Movimento Marina Silva

Qual o Brasil que queremos?


1.       Brasil com Economia sustentável


Como?


Efetivando a justiça tributária



Se preferir, escute aqui o conteúdo deste texto.


Fala-se muito da necessidade da reforma tributária, indicando que enorme parcela da riqueza produzida fica retida nos impostos. No entanto, pouco ou nada se diz que apenas um terço do que o governo arrecada é destinado a gastos e investimentos. O restante retorna à circulação pelas vias da transferência direta, da previdência social e do pagamento de serviços da dívida. 


A ideia da alta tributação é útil a quem paga menos impostos, pois sem entrar no detalhamento da verdadeira trama tributária é mais fácil manter os privilégios e a estrutura que fortalecem a injustiça social. No atual sistema tributário, a cada R$ 2 ganhos por um brasileiro de baixa renda, R$ 1 é repassado ao governo por meio de impostos. Enquanto isso, a cada R$ 3 reais obtidos por um rico apenas R$ 1 é encaminhado ao Estado.

Invertemos com isso a noção de justiça, tendo em vista a regressão tributária impulsionada pela arrecadação garantida com impostos indiretos, ou seja, aqueles que incidem sobre produtos e serviços. Nesses impostos tod@s pagam a mesma quantidade de tributos, isso faz com que pessoas com renda menor paguem percentualmente mais tributos que pessoas com renda maior.

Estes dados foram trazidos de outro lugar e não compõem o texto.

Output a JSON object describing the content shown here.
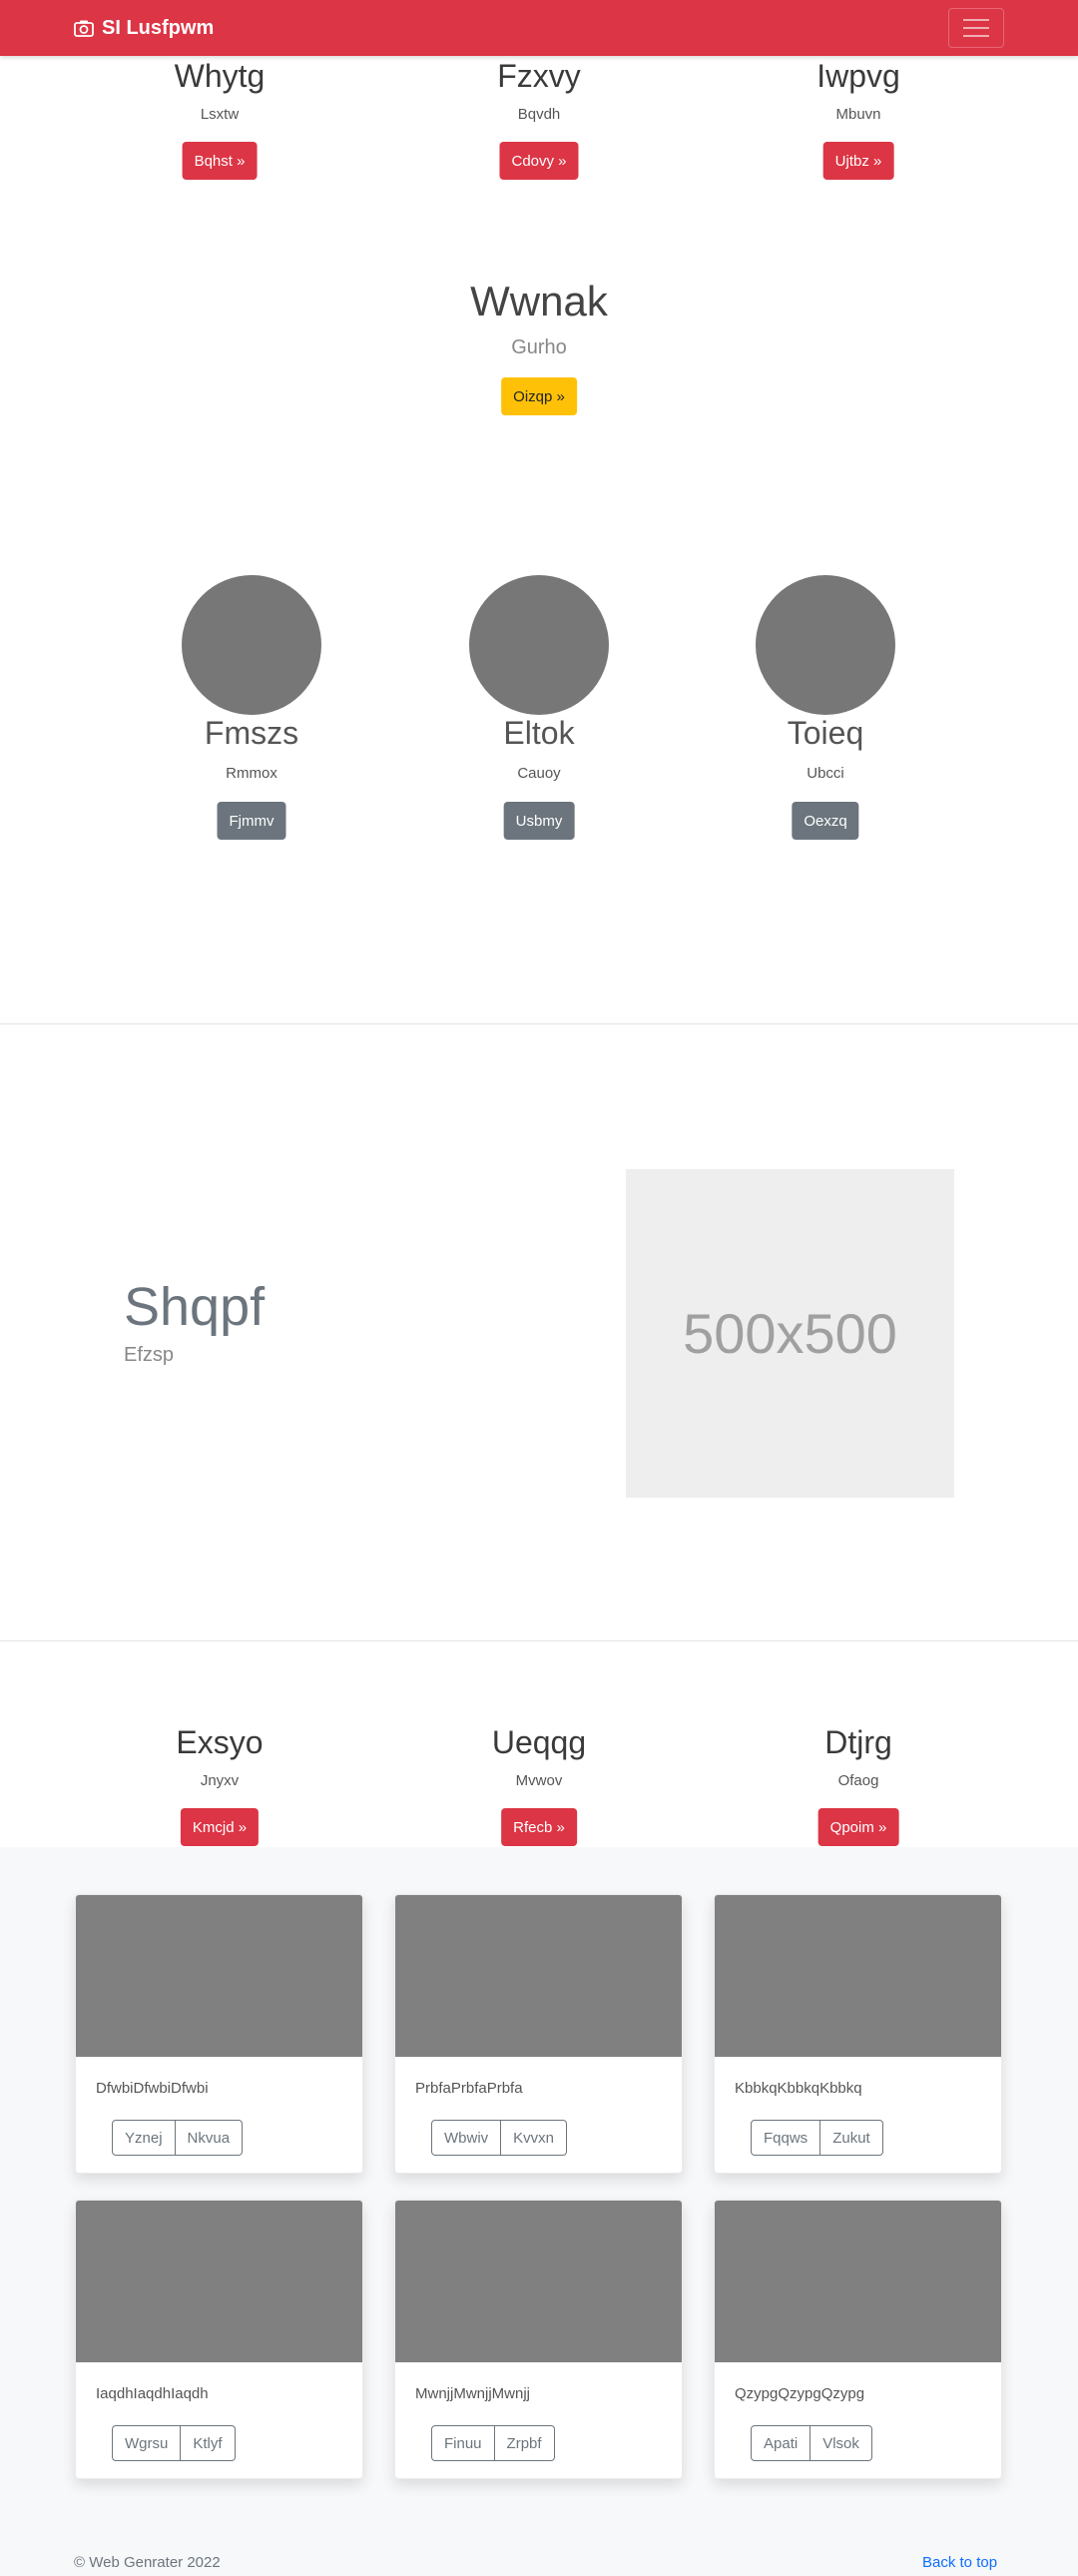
{
  "navbar": {
    "brand": "SI Lusfpwm"
  },
  "top_columns": [
    {
      "title": "Whytg",
      "subtitle": "Lsxtw",
      "button": "Bqhst »"
    },
    {
      "title": "Fzxvy",
      "subtitle": "Bqvdh",
      "button": "Cdovy »"
    },
    {
      "title": "Iwpvg",
      "subtitle": "Mbuvn",
      "button": "Ujtbz »"
    }
  ],
  "center_block": {
    "title": "Wwnak",
    "subtitle": "Gurho",
    "button": "Oizqp »"
  },
  "avatars": [
    {
      "name": "Fmszs",
      "subtitle": "Rmmox",
      "button": "Fjmmv"
    },
    {
      "name": "Eltok",
      "subtitle": "Cauoy",
      "button": "Usbmy"
    },
    {
      "name": "Toieq",
      "subtitle": "Ubcci",
      "button": "Oexzq"
    }
  ],
  "feature": {
    "title": "Shqpf",
    "subtitle": "Efzsp",
    "placeholder": "500x500"
  },
  "bottom_columns": [
    {
      "title": "Exsyo",
      "subtitle": "Jnyxv",
      "button": "Kmcjd »"
    },
    {
      "title": "Ueqqg",
      "subtitle": "Mvwov",
      "button": "Rfecb »"
    },
    {
      "title": "Dtjrg",
      "subtitle": "Ofaog",
      "button": "Qpoim »"
    }
  ],
  "cards": [
    {
      "text": "DfwbiDfwbiDfwbi",
      "btn1": "Yznej",
      "btn2": "Nkvua"
    },
    {
      "text": "PrbfaPrbfaPrbfa",
      "btn1": "Wbwiv",
      "btn2": "Kvvxn"
    },
    {
      "text": "KbbkqKbbkqKbbkq",
      "btn1": "Fqqws",
      "btn2": "Zukut"
    },
    {
      "text": "IaqdhIaqdhIaqdh",
      "btn1": "Wgrsu",
      "btn2": "Ktlyf"
    },
    {
      "text": "MwnjjMwnjjMwnjj",
      "btn1": "Finuu",
      "btn2": "Zrpbf"
    },
    {
      "text": "QzypgQzypgQzypg",
      "btn1": "Apati",
      "btn2": "Vlsok"
    }
  ],
  "footer": {
    "copyright": "© Web Genrater 2022",
    "back_to_top": "Back to top"
  },
  "colors": {
    "primary_red": "#dc3545",
    "warning_yellow": "#ffc107",
    "secondary_grey": "#6c757d",
    "link_blue": "#0d6efd"
  }
}
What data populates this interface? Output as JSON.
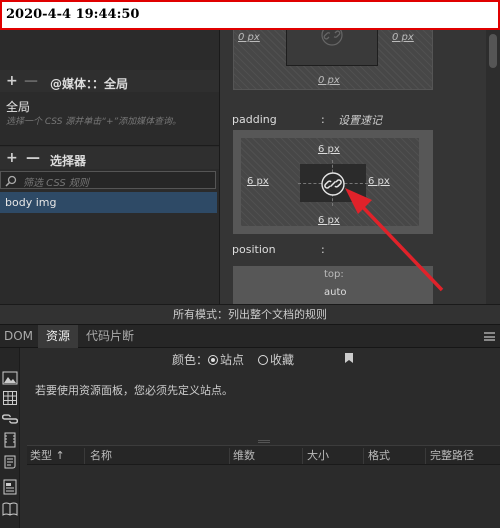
{
  "timestamp": "2020-4-4 19:44:50",
  "css_panel": {
    "media_plus": "+",
    "media_minus": "—",
    "media_label": "@媒体：：全局",
    "global_label": "全局",
    "hint": "选择一个 CSS 源并单击“+”添加媒体查询。",
    "sel_plus": "+",
    "sel_minus": "—",
    "selector_label": "选择器",
    "filter_placeholder": "筛选 CSS 规则",
    "selected_rule": "body img"
  },
  "props": {
    "margin_left": "0 px",
    "margin_right": "0 px",
    "margin_bottom": "0 px",
    "padding_label": "padding",
    "padding_colon": ":",
    "padding_shorthand": "设置速记",
    "padding_top": "6 px",
    "padding_left": "6 px",
    "padding_right": "6 px",
    "padding_bottom": "6 px",
    "position_label": "position",
    "position_colon": ":",
    "top_label": "top:",
    "top_value": "auto"
  },
  "status_text": "所有模式：列出整个文档的规则",
  "tabs": [
    "DOM",
    "资源",
    "代码片断"
  ],
  "assets": {
    "color_label": "颜色：",
    "opt_site": "站点",
    "opt_fav": "收藏",
    "message": "若要使用资源面板，您必须先定义站点。",
    "columns": [
      "类型 ↑",
      "名称",
      "维数",
      "大小",
      "格式",
      "完整路径"
    ]
  },
  "colors": {
    "arrow": "#e0222a",
    "selected_row": "#2e4a66",
    "timestamp_border": "#e00000"
  }
}
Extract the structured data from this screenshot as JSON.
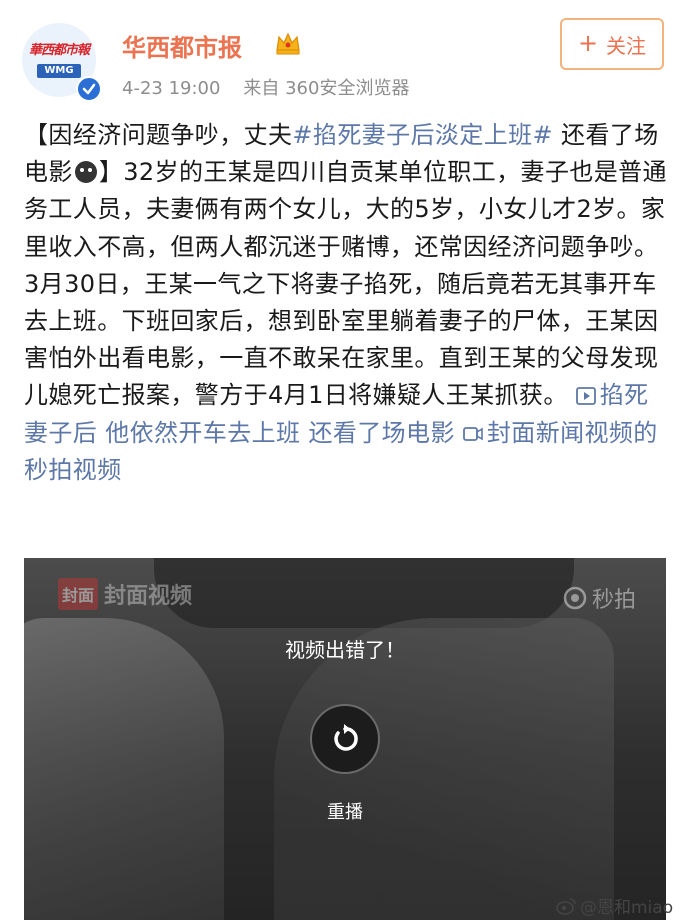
{
  "account": {
    "avatar_text": "華西都市報",
    "avatar_badge": "WMG",
    "name": "华西都市报",
    "timestamp": "4-23 19:00",
    "source": "来自 360安全浏览器"
  },
  "follow_button": {
    "label": "关注",
    "plus": "+"
  },
  "post": {
    "part1": "【因经济问题争吵，丈夫",
    "hashtag": "#掐死妻子后淡定上班#",
    "part2": " 还看了场电影",
    "part3": "】32岁的王某是四川自贡某单位职工，妻子也是普通务工人员，夫妻俩有两个女儿，大的5岁，小女儿才2岁。家里收入不高，但两人都沉迷于赌博，还常因经济问题争吵。3月30日，王某一气之下将妻子掐死，随后竟若无其事开车去上班。下班回家后，想到卧室里躺着妻子的尸体，王某因害怕外出看电影，一直不敢呆在家里。直到王某的父母发现儿媳死亡报案，警方于4月1日将嫌疑人王某抓获。",
    "video_link": "掐死妻子后 他依然开车去上班 还看了场电影",
    "channel_link": "封面新闻视频的秒拍视频"
  },
  "video": {
    "watermark_left_badge": "封面",
    "watermark_left_brand": "封面视频",
    "watermark_right_brand": "秒拍",
    "error_message": "视频出错了！",
    "replay_label": "重播"
  },
  "source_watermark": "@恩和miao",
  "colors": {
    "accent": "#eb7350",
    "link": "#5d78a8",
    "verified": "#2b6fd6"
  }
}
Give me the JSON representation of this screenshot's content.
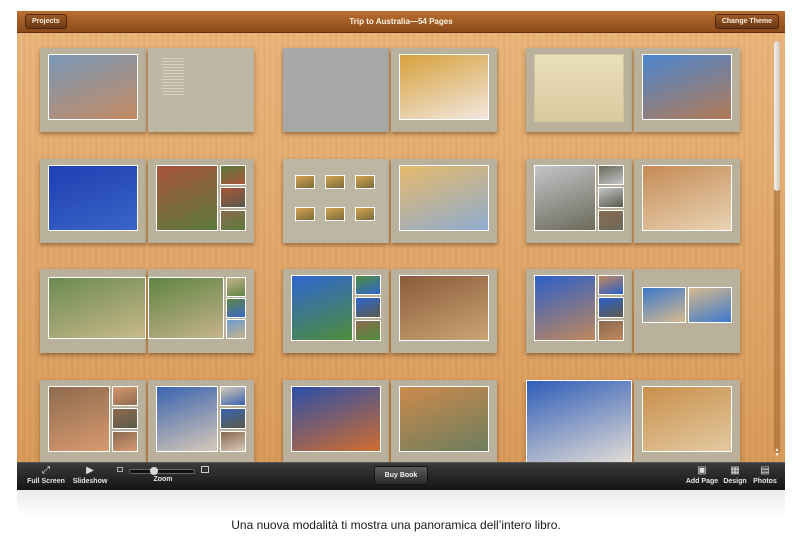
{
  "window": {
    "title": "Trip to Australia—54 Pages",
    "projects_label": "Projects",
    "change_theme_label": "Change Theme"
  },
  "book": {
    "zoom_fraction": 0.38,
    "scroll_fraction": 0.0,
    "spreads": [
      {
        "left": {
          "kind": "photos",
          "photos": [
            {
              "c1": "#7a99b8",
              "c2": "#c48a62"
            }
          ]
        },
        "right": {
          "kind": "text"
        }
      },
      {
        "left": {
          "kind": "blank"
        },
        "right": {
          "kind": "photos",
          "photos": [
            {
              "c1": "#d7a13c",
              "c2": "#f2e7df"
            }
          ]
        }
      },
      {
        "left": {
          "kind": "map"
        },
        "right": {
          "kind": "photos",
          "photos": [
            {
              "c1": "#4b86cf",
              "c2": "#b27a55"
            }
          ]
        }
      },
      {
        "left": {
          "kind": "photos",
          "photos": [
            {
              "c1": "#1d3fb2",
              "c2": "#3b64c8"
            }
          ]
        },
        "right": {
          "kind": "collage",
          "photos": [
            {
              "c1": "#a8553a",
              "c2": "#5b7a3a"
            }
          ]
        }
      },
      {
        "left": {
          "kind": "thumbs",
          "photos": [
            {
              "c1": "#d2a34e",
              "c2": "#7d6a3c"
            }
          ]
        },
        "right": {
          "kind": "photos",
          "photos": [
            {
              "c1": "#e6b96c",
              "c2": "#8eaccf"
            }
          ]
        }
      },
      {
        "left": {
          "kind": "collage",
          "photos": [
            {
              "c1": "#c3c4c8",
              "c2": "#6b6a5a"
            }
          ]
        },
        "right": {
          "kind": "photos",
          "photos": [
            {
              "c1": "#c58b55",
              "c2": "#e9d3b4"
            }
          ]
        }
      },
      {
        "left": {
          "kind": "wide",
          "photos": [
            {
              "c1": "#6b8a52",
              "c2": "#c9b98a"
            }
          ]
        },
        "right": {
          "kind": "collage-side",
          "photos": [
            {
              "c1": "#5f8444",
              "c2": "#c6b38a"
            }
          ]
        }
      },
      {
        "left": {
          "kind": "collage",
          "photos": [
            {
              "c1": "#2f66d0",
              "c2": "#4e8d3a"
            }
          ]
        },
        "right": {
          "kind": "photos",
          "photos": [
            {
              "c1": "#8b5b3a",
              "c2": "#caa574"
            }
          ]
        }
      },
      {
        "left": {
          "kind": "collage",
          "photos": [
            {
              "c1": "#2c5fc9",
              "c2": "#c0885c"
            }
          ]
        },
        "right": {
          "kind": "small",
          "photos": [
            {
              "c1": "#3d79cc",
              "c2": "#d6b98d"
            }
          ]
        }
      },
      {
        "left": {
          "kind": "collage",
          "photos": [
            {
              "c1": "#8e6b4e",
              "c2": "#d89a70"
            }
          ]
        },
        "right": {
          "kind": "collage",
          "photos": [
            {
              "c1": "#3a64b0",
              "c2": "#d7c8b8"
            }
          ]
        }
      },
      {
        "left": {
          "kind": "photos",
          "photos": [
            {
              "c1": "#2b4fa9",
              "c2": "#d06d2e"
            }
          ]
        },
        "right": {
          "kind": "photos",
          "photos": [
            {
              "c1": "#cc8a4c",
              "c2": "#6c7d5e"
            }
          ]
        }
      },
      {
        "left": {
          "kind": "full",
          "photos": [
            {
              "c1": "#2f5db8",
              "c2": "#e3ddd6"
            }
          ]
        },
        "right": {
          "kind": "photos",
          "photos": [
            {
              "c1": "#c9904c",
              "c2": "#e3c9a0"
            }
          ]
        }
      }
    ]
  },
  "toolbar": {
    "full_screen": "Full Screen",
    "slideshow": "Slideshow",
    "zoom": "Zoom",
    "buy_book": "Buy Book",
    "add_page": "Add Page",
    "design": "Design",
    "photos": "Photos",
    "icons": {
      "full_screen": "expand-icon",
      "slideshow": "play-icon",
      "add_page": "add-page-icon",
      "design": "design-icon",
      "photos": "photos-icon"
    }
  },
  "caption": "Una nuova modalità ti mostra una panoramica dell’intero libro."
}
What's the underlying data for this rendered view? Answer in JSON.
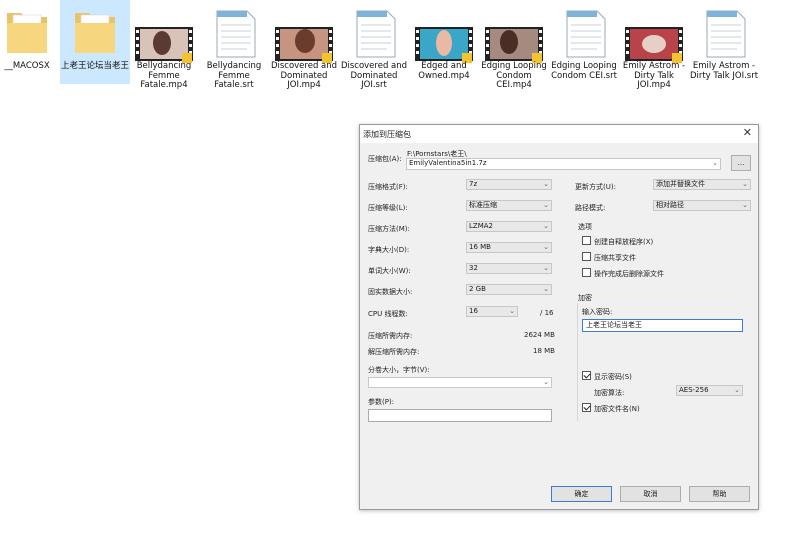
{
  "files": [
    {
      "name": "__MACOSX",
      "type": "folder"
    },
    {
      "name": "上老王论坛当老王",
      "type": "folder"
    },
    {
      "name": "Bellydancing Femme Fatale.mp4",
      "type": "video"
    },
    {
      "name": "Bellydancing Femme Fatale.srt",
      "type": "text"
    },
    {
      "name": "Discovered and Dominated JOI.mp4",
      "type": "video"
    },
    {
      "name": "Discovered and Dominated JOI.srt",
      "type": "text"
    },
    {
      "name": "Edged and Owned.mp4",
      "type": "video"
    },
    {
      "name": "Edging Looping Condom CEI.mp4",
      "type": "video"
    },
    {
      "name": "Edging Looping Condom CEI.srt",
      "type": "text"
    },
    {
      "name": "Emily Astrom - Dirty Talk JOI.mp4",
      "type": "video"
    },
    {
      "name": "Emily Astrom - Dirty Talk JOI.srt",
      "type": "text"
    }
  ],
  "dialog": {
    "title": "添加到压缩包",
    "close_glyph": "✕",
    "archive_label": "压缩包(A):",
    "archive_path": "F:\\Pornstars\\老王\\",
    "archive_name": "EmilyValentina5in1.7z",
    "browse_label": "...",
    "format_label": "压缩格式(F):",
    "format_value": "7z",
    "level_label": "压缩等级(L):",
    "level_value": "标准压缩",
    "method_label": "压缩方法(M):",
    "method_value": "LZMA2",
    "dict_label": "字典大小(D):",
    "dict_value": "16 MB",
    "word_label": "单词大小(W):",
    "word_value": "32",
    "solid_label": "固实数据大小:",
    "solid_value": "2 GB",
    "threads_label": "CPU 线程数:",
    "threads_value": "16",
    "threads_total": "/ 16",
    "mem_compress_label": "压缩所需内存:",
    "mem_compress_value": "2624 MB",
    "mem_decompress_label": "解压缩所需内存:",
    "mem_decompress_value": "18 MB",
    "split_label": "分卷大小，字节(V):",
    "split_value": "",
    "params_label": "参数(P):",
    "params_value": "",
    "update_label": "更新方式(U):",
    "update_value": "添加并替换文件",
    "path_label": "路径模式:",
    "path_value": "相对路径",
    "options_label": "选项",
    "opt_sfx": "创建自释放程序(X)",
    "opt_shared": "压缩共享文件",
    "opt_delete": "操作完成后删除源文件",
    "encrypt_label": "加密",
    "password_label": "输入密码:",
    "password_value": "上老王论坛当老王",
    "show_password": "显示密码(S)",
    "enc_method_label": "加密算法:",
    "enc_method_value": "AES-256",
    "encrypt_names": "加密文件名(N)",
    "ok": "确定",
    "cancel": "取消",
    "help": "帮助"
  },
  "arrow_glyph": "⌄"
}
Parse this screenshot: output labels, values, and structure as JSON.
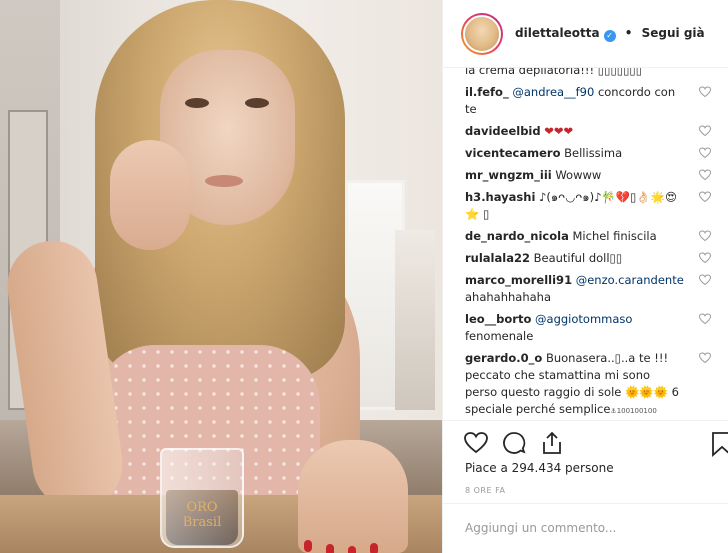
{
  "post": {
    "author": "dilettaleotta",
    "follow_label": "Segui già",
    "separator": "•",
    "verified_mark": "✓"
  },
  "comments": [
    {
      "user": "",
      "text": "la crema depilatoria!!! ▯▯▯▯▯▯▯"
    },
    {
      "user": "il.fefo_",
      "mention": "@andrea__f90",
      "text": " concordo con te"
    },
    {
      "user": "davideelbid",
      "text": " ❤❤❤",
      "text_color": "#c7242b"
    },
    {
      "user": "vicentecamero",
      "text": " Bellissima"
    },
    {
      "user": "mr_wngzm_iii",
      "text": " Wowww"
    },
    {
      "user": "h3.hayashi",
      "text": " ♪(๑ᴖ◡ᴖ๑)♪🎋💔▯👌🏻🌟😍⭐ ▯"
    },
    {
      "user": "de_nardo_nicola",
      "text": " Michel finiscila"
    },
    {
      "user": "rulalala22",
      "text": " Beautiful doll▯▯"
    },
    {
      "user": "marco_morelli91",
      "mention": "@enzo.carandente",
      "text": " ahahahhahaha"
    },
    {
      "user": "leo__borto",
      "mention": "@aggiotommaso",
      "text": " fenomenale"
    },
    {
      "user": "gerardo.0_o",
      "text": " Buonasera..▯..a te !!! peccato che stamattina mi sono perso questo raggio di sole 🌞🌞🌞 6 speciale perché semplice",
      "tag": "⚓100100100"
    }
  ],
  "actions": {
    "likes_text": "Piace a 294.434 persone",
    "time_ago": "8 ORE FA",
    "add_comment_placeholder": "Aggiungi un commento..."
  },
  "icons": {
    "like": "heart-icon",
    "comment": "comment-icon",
    "share": "share-icon",
    "save": "bookmark-icon"
  },
  "photo": {
    "cup_logo": "ORO Brasil"
  },
  "colors": {
    "mention": "#003569",
    "verified": "#3897f0",
    "muted": "#999999"
  }
}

O que fazer para buscarmos a justiça tributária? Um caminho seria a progressão, ou seja, quem pode mais deveria pagar mais. Isso poderia acontecer nos impostos diretos, aqueles que incidem sobre a renda e a propriedade. Assim, faixas de tributação seriam estabelecidas de acordo com a capacidade de pagamento. Outra ação para a busca de justiça seria a tributação de grandes fortunas, como previsto na Constituição e até hoje não regulamentado.

Veja o que diz Marina: “O nosso sistema tributário precisa ser reestruturado com firmeza e intensidade de propósito. O compromisso é promover uma reforma tributária que busque a simplificação e a transparência do sistema, o aumento da progressividade tributária através da redução da participação de impostos indiretos e dos impostos que incidem sobre a folha de pagamento na carga total, maior transparência para a sociedade e a redução da carga tributária, que só pode ser alcançada no médio prazo com a redução do crescimento dos gastos públicos.”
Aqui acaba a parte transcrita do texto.